Azure Stack Edge 2403 release notes
APPLIES TO: Azure Stack Edge Pro - GPUAzure Stack Edge Pro 2Azure Stack Edge Pro RAzure Stack Edge Mini R
The following release notes identify critical open issues and resolved issues for the 2403 release for your Azure Stack Edge devices. Features and issues that correspond to a specific model of Azure Stack Edge are called out wherever applicable.
The release notes are continuously updated, and as critical issues requiring a workaround are discovered, they're added. Before you deploy your device, carefully review the information contained in the release notes.
This article applies to the Azure Stack Edge 2403 release, which maps to software version 3.2.2642.2487.
Warning
In this release, you must update the packet core version to AP5GC 2308 before you update to Azure Stack Edge 2403. For detailed steps, see Azure Private 5G Core 2308 release notes. If you update to Azure Stack Edge 2403 before updating to Packet Core 2308.0.1, you will experience a total system outage. In this case, you must delete and re-create the Azure Kubernetes service cluster on your Azure Stack Edge device. Each time you change the Kubernetes workload profile, you are prompted for the Kubernetes update. Go ahead and apply the update.
Supported update paths
To apply the 2403 update, your device must be running version 2303 or later.

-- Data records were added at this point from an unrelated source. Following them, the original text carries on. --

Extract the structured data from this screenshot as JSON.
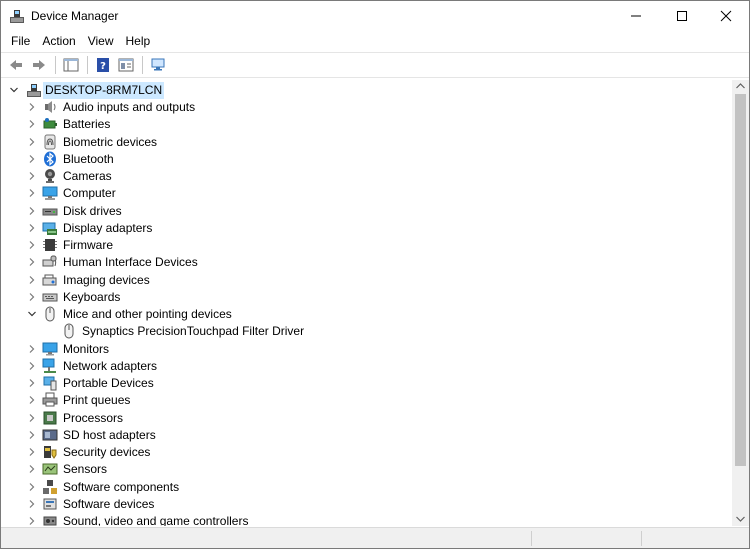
{
  "window": {
    "title": "Device Manager"
  },
  "menu": [
    "File",
    "Action",
    "View",
    "Help"
  ],
  "tree": {
    "root": "DESKTOP-8RM7LCN",
    "categories": [
      {
        "label": "Audio inputs and outputs",
        "icon": "speaker-icon"
      },
      {
        "label": "Batteries",
        "icon": "battery-icon"
      },
      {
        "label": "Biometric devices",
        "icon": "fingerprint-icon"
      },
      {
        "label": "Bluetooth",
        "icon": "bluetooth-icon"
      },
      {
        "label": "Cameras",
        "icon": "camera-icon"
      },
      {
        "label": "Computer",
        "icon": "computer-icon"
      },
      {
        "label": "Disk drives",
        "icon": "disk-drive-icon"
      },
      {
        "label": "Display adapters",
        "icon": "display-adapter-icon"
      },
      {
        "label": "Firmware",
        "icon": "firmware-icon"
      },
      {
        "label": "Human Interface Devices",
        "icon": "hid-icon"
      },
      {
        "label": "Imaging devices",
        "icon": "imaging-icon"
      },
      {
        "label": "Keyboards",
        "icon": "keyboard-icon"
      },
      {
        "label": "Mice and other pointing devices",
        "icon": "mouse-icon",
        "expanded": true,
        "children": [
          {
            "label": "Synaptics PrecisionTouchpad Filter Driver",
            "icon": "mouse-icon"
          }
        ]
      },
      {
        "label": "Monitors",
        "icon": "monitor-icon"
      },
      {
        "label": "Network adapters",
        "icon": "network-icon"
      },
      {
        "label": "Portable Devices",
        "icon": "portable-device-icon"
      },
      {
        "label": "Print queues",
        "icon": "printer-icon"
      },
      {
        "label": "Processors",
        "icon": "processor-icon"
      },
      {
        "label": "SD host adapters",
        "icon": "sd-card-icon"
      },
      {
        "label": "Security devices",
        "icon": "security-icon"
      },
      {
        "label": "Sensors",
        "icon": "sensor-icon"
      },
      {
        "label": "Software components",
        "icon": "software-component-icon"
      },
      {
        "label": "Software devices",
        "icon": "software-device-icon"
      },
      {
        "label": "Sound, video and game controllers",
        "icon": "sound-icon"
      }
    ]
  },
  "colors": {
    "selection": "#cce8ff",
    "accent": "#0078d7"
  }
}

If you aren't running the minimum required version, you see this error:
Update package can't be installed as its dependencies aren't met.
You can update to 2303 from 2207 or later, and then update to 2403.
You can update to the latest version using the following update paths:
Current version of Azure Stack Edge software and Kubernetes | Update to Azure Stack Edge software and Kubernetes | Desired update to 2403 |
---|---|---|
2207 | 2303 | 2403 |
2209 | 2303 | 2403 |
2210 | 2303 | 2403 |
2301 | 2303 | 2403 |
2303 | Directly to | 2403 |
What's new
The 2403 release has the following new features and enhancements:
- Deprecated support for Azure Kubernetes service telemetry on Azure Stack Edge.
- Zone-label support for two-node Kubernetes clusters.
- Hyper-V VM management, memory usage monitoring on Azure Stack Edge host.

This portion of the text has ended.